После пары бесполезных протестов Маркус сдался. За пробор посередине проголосовал один голос против одного. Вкратце спланировав вечерний визит в ресторан, после многочисленных уверений Маркуса, что он спокоен, они закончили встречу, в два голоса сказав:

— Помоги Диане!

Когда они вышли из клуба, то увидели в карьере человека. В руке у него был автомат, и он смотрел на какие-то жестяные коробки, сложенные в штабеля.

— Эй! — крикнул Сигмунд. — Не стреляй! Маркус схватил его за руку:

— Молчи. Вдруг он в меня попадет.

*

— Очень красиво, Маркус, — немного нервно сказал Монс. — Тебе идет пробор посередине.

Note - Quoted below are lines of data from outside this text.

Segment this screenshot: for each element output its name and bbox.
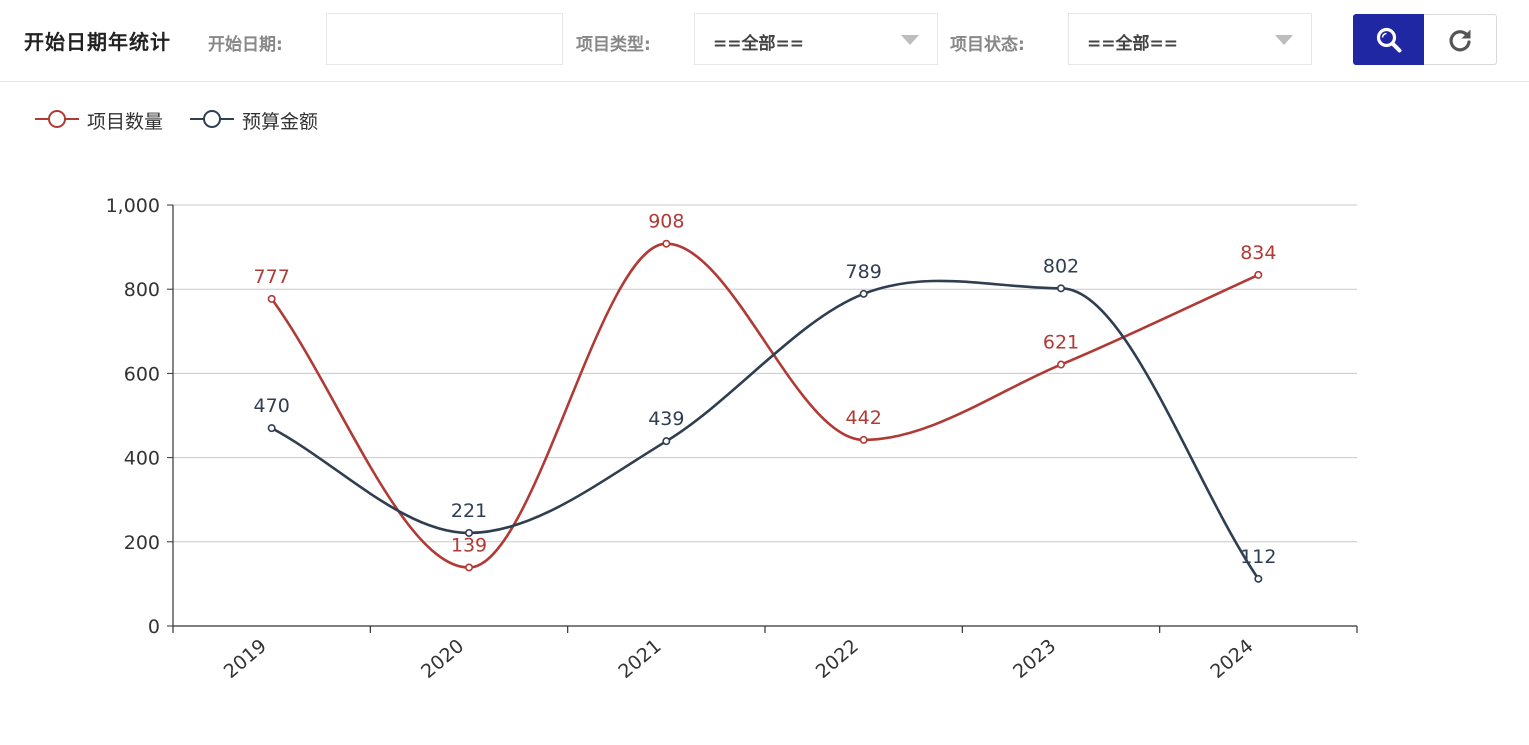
x-tick-label: 2020 [417, 635, 468, 683]
y-tick-label: 1,000 [106, 195, 160, 217]
project-status-label: 项目状态: [950, 35, 1025, 55]
data-point [1057, 284, 1066, 293]
chevron-down-icon [901, 35, 919, 45]
y-tick-label: 0 [148, 616, 160, 638]
legend-label-project-count: 项目数量 [87, 111, 164, 133]
search-icon [1376, 27, 1401, 52]
data-label: 789 [846, 261, 882, 283]
project-type-value: ==全部== [713, 34, 804, 54]
data-label: 621 [1043, 332, 1079, 354]
project-type-select[interactable]: ==全部== [694, 13, 938, 65]
x-tick-label: 2024 [1206, 635, 1257, 683]
x-tick-label: 2023 [1009, 635, 1060, 683]
data-point [464, 528, 473, 537]
data-point [1057, 360, 1066, 369]
project-status-value: ==全部== [1087, 34, 1178, 54]
x-tick-label: 2019 [220, 635, 271, 683]
page-title: 开始日期年统计 [24, 30, 171, 54]
y-tick-label: 400 [124, 448, 160, 470]
data-label: 470 [254, 395, 290, 417]
chevron-down-icon [1275, 35, 1293, 45]
data-label: 112 [1240, 546, 1276, 568]
data-point [1254, 270, 1263, 279]
data-label: 139 [451, 534, 487, 556]
series-line [271, 279, 1260, 580]
filter-toolbar: 开始日期年统计 开始日期: 项目类型: ==全部== 项目状态: ==全部== [0, 0, 1529, 82]
refresh-button[interactable] [1424, 14, 1497, 65]
data-label: 777 [254, 266, 290, 288]
x-tick-label: 2022 [812, 635, 863, 683]
data-point [267, 294, 276, 303]
refresh-icon [1449, 29, 1471, 51]
data-point [464, 563, 473, 572]
y-tick-label: 200 [124, 532, 160, 554]
data-label: 442 [846, 407, 882, 429]
data-point [267, 424, 276, 433]
project-type-label: 项目类型: [576, 35, 651, 55]
x-tick-label: 2021 [614, 635, 665, 683]
data-point [662, 239, 671, 248]
series-line [270, 242, 1259, 569]
legend-label-budget: 预算金额 [242, 111, 319, 133]
data-label: 834 [1240, 242, 1276, 264]
y-tick-label: 800 [124, 279, 160, 301]
data-label: 221 [451, 500, 487, 522]
project-status-select[interactable]: ==全部== [1068, 13, 1312, 65]
data-label: 908 [648, 211, 684, 233]
data-label: 439 [648, 408, 684, 430]
data-point [1254, 574, 1263, 583]
legend-line-marker-icon [35, 110, 79, 128]
data-point [859, 435, 868, 444]
data-point [662, 437, 671, 446]
legend-line-marker-icon [190, 110, 234, 128]
start-date-label: 开始日期: [208, 35, 283, 55]
y-tick-label: 600 [124, 363, 160, 385]
start-date-input[interactable] [326, 13, 563, 65]
data-point [859, 289, 868, 298]
search-button[interactable] [1353, 14, 1424, 65]
data-label: 802 [1043, 255, 1079, 277]
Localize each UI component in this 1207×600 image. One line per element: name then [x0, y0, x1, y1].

Когда Маркус рассказал, что он идет обедать вместе с Сигмундом и двумя девочками, отец очень удивился, но все же испытал облегчение. Это объясняло поведение сына в последние дни. Мальчик переживал первую влюбленность и теперь хотел произвести впечатление на юную даму. В тринадцать лет, конечно, рановато. Сам он впервые влюбился, когда ему было четырнадцать. Тогда он пригласил соседскую девочку в кино, но не посмел прийти. Ему казалось, что Маркус так же застенчив, но, значит, он ошибался. Его сын, похоже, собирается вырасти настоящим светским львом. Приятно, но и немного грустно. Монсу в самом деле казалось, что смокинг и пробор были уже чересчур, но, с другой стороны, он не очень следил за модой. В его молодости было модно носить брюки-клеш и прическу, как у «Битлз». А теперь, значит, смокинг и пробор. Все меняется. Он дал Маркусу сто крон, которых, он считал, хватит на гамбургеры и кока-колу в фаст-фуде. То, что обедать дети идут в ресторан «Звезда», ему и в голову не приходило, а Маркусу не пришло в голову ему об этом сказать. У него же должны быть свои секреты, особенно от близких.

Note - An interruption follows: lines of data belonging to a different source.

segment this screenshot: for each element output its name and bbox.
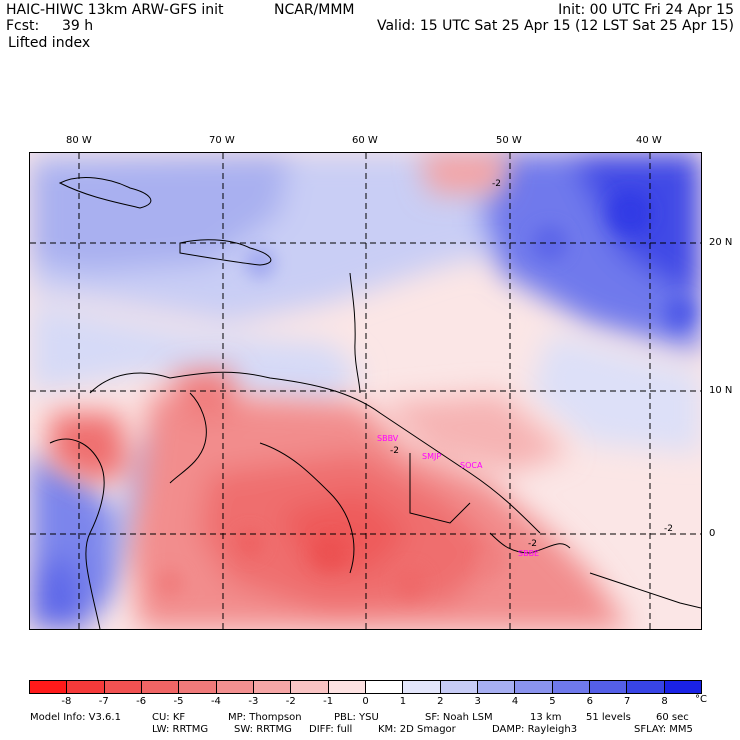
colorbar-segment (403, 681, 441, 693)
colorbar-label: 4 (511, 696, 519, 707)
colorbar-label: 1 (399, 696, 407, 707)
footer-km: KM: 2D Smagor (378, 724, 456, 735)
colorbar-label: -2 (285, 696, 296, 707)
lon-label-50w: 50 W (496, 135, 522, 146)
colorbar-segment (67, 681, 105, 693)
colorbar (29, 680, 702, 694)
colorbar-unit: °C (695, 694, 707, 705)
colorbar-segment (179, 681, 217, 693)
brazil-east-coast (589, 572, 701, 609)
colorbar-segment (30, 681, 68, 693)
footer-sf: SF: Noah LSM (425, 712, 493, 723)
guianas-border (409, 453, 471, 524)
colorbar-label: -6 (136, 696, 147, 707)
footer-mp: MP: Thompson (228, 712, 302, 723)
colorbar-label: -1 (323, 696, 334, 707)
lon-label-80w: 80 W (66, 135, 92, 146)
colorbar-label: 2 (437, 696, 444, 707)
lon-label-70w: 70 W (209, 135, 235, 146)
forecast-hour: 39 h (62, 18, 94, 34)
hispaniola (179, 239, 272, 266)
lat-label-0: 0 (709, 528, 716, 539)
lat-label-20n: 20 N (709, 237, 733, 248)
colorbar-label: 6 (586, 696, 594, 707)
colorbar-label: 8 (661, 696, 668, 707)
colorbar-segment (440, 681, 478, 693)
colorbar-segment (515, 681, 553, 693)
valid-time: Valid: 15 UTC Sat 25 Apr 15 (12 LST Sat … (376, 18, 734, 34)
footer-pbl: PBL: YSU (334, 712, 379, 723)
footer-resolution: 13 km (530, 712, 562, 723)
colorbar-segment (477, 681, 516, 693)
colorbar-segment (291, 681, 329, 693)
contour-label: -2 (492, 179, 501, 189)
cuba (58, 177, 152, 209)
model-title: HAIC-HIWC 13km ARW-GFS init (6, 2, 224, 18)
footer-lw: LW: RRTMG (152, 724, 209, 735)
footer-sflay: SFLAY: MM5 (634, 724, 693, 735)
colorbar-label: -3 (248, 696, 259, 707)
contour-label: -2 (528, 539, 537, 549)
station-sbbe: SBBE (518, 549, 539, 558)
station-sbbv: SBBV (377, 434, 399, 443)
colombia-coast (49, 438, 105, 629)
lesser-antilles (349, 272, 361, 394)
footer-diff: DIFF: full (309, 724, 353, 735)
lat-label-10n: 10 N (709, 385, 733, 396)
colorbar-segment (664, 681, 701, 693)
colorbar-segment (253, 681, 292, 693)
coastlines (49, 177, 701, 629)
footer-timestep: 60 sec (656, 712, 689, 723)
station-soca: SOCA (460, 461, 483, 470)
lifted-index-map: -2 -2 -2 -2 SBBV SMJP SOCA SBBE (29, 152, 702, 630)
field-name: Lifted index (8, 35, 91, 51)
colorbar-segment (104, 681, 142, 693)
footer-damp: DAMP: Rayleigh3 (492, 724, 578, 735)
forecast-label: Fcst: (6, 18, 40, 34)
colorbar-segment (552, 681, 590, 693)
amazon-delta (489, 532, 571, 554)
colorbar-label: 5 (549, 696, 556, 707)
contour-label: -2 (664, 524, 673, 534)
footer-cu: CU: KF (152, 712, 186, 723)
venezuela-border (169, 392, 207, 484)
colorbar-label: -5 (173, 696, 184, 707)
map-canvas: -2 -2 -2 -2 SBBV SMJP SOCA SBBE (30, 153, 701, 629)
footer-model-info: Model Info: V3.6.1 (30, 712, 121, 723)
colorbar-label: -4 (210, 696, 221, 707)
footer-sw: SW: RRTMG (234, 724, 292, 735)
colorbar-segment (589, 681, 628, 693)
lon-label-60w: 60 W (352, 135, 378, 146)
colorbar-segment (627, 681, 665, 693)
station-smjp: SMJP (422, 452, 441, 461)
footer-levels: 51 levels (586, 712, 631, 723)
init-time: Init: 00 UTC Fri 24 Apr 15 (558, 2, 734, 18)
colorbar-label: -8 (61, 696, 72, 707)
unstable-field (50, 153, 630, 629)
brazil-border (259, 442, 355, 574)
field-texture (156, 191, 696, 599)
colorbar-label: 0 (362, 696, 369, 707)
colorbar-segment (216, 681, 254, 693)
colorbar-segment (328, 681, 366, 693)
contour-label: -2 (390, 446, 399, 456)
colorbar-segment (141, 681, 180, 693)
south-america-north-coast (89, 371, 541, 534)
graticule (30, 153, 701, 629)
colorbar-label: 7 (624, 696, 631, 707)
colorbar-label: 3 (474, 696, 481, 707)
org-label: NCAR/MMM (274, 2, 355, 18)
colorbar-segment (365, 681, 404, 693)
colorbar-label: -7 (98, 696, 109, 707)
lon-label-40w: 40 W (636, 135, 662, 146)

— Завтра я его расчешу, папа.

— Как хочешь, мой мальчик. Лишь бы тебе было хорошо.

Маркус рассеянно кивнул:

— Пока, папа.

— Пока… Кстати, подожди!

Монс побежал в гостиную и принес красный платок, в который Маркус сморкался накануне.

— Ты забыл.

Платок был выстиран и поглажен. Монс попытался сложить его красиво, но не получилось.

— Папа, я сам.

Легким движением руки Маркус элегантно сложил платок и положил его в нагрудный карман. Монс посмотрел на него с восхищением.

— Если тебе надо будет высморкаться, то…

—…сделай это максимально беззвучно, отвернувшись от других. Я знаю, папа.

— А я — нет, — пробормотал Монс, пока дверь закрывалась за Маркусом, который направлялся на свою великую генеральную репетицию ресторанного этикета.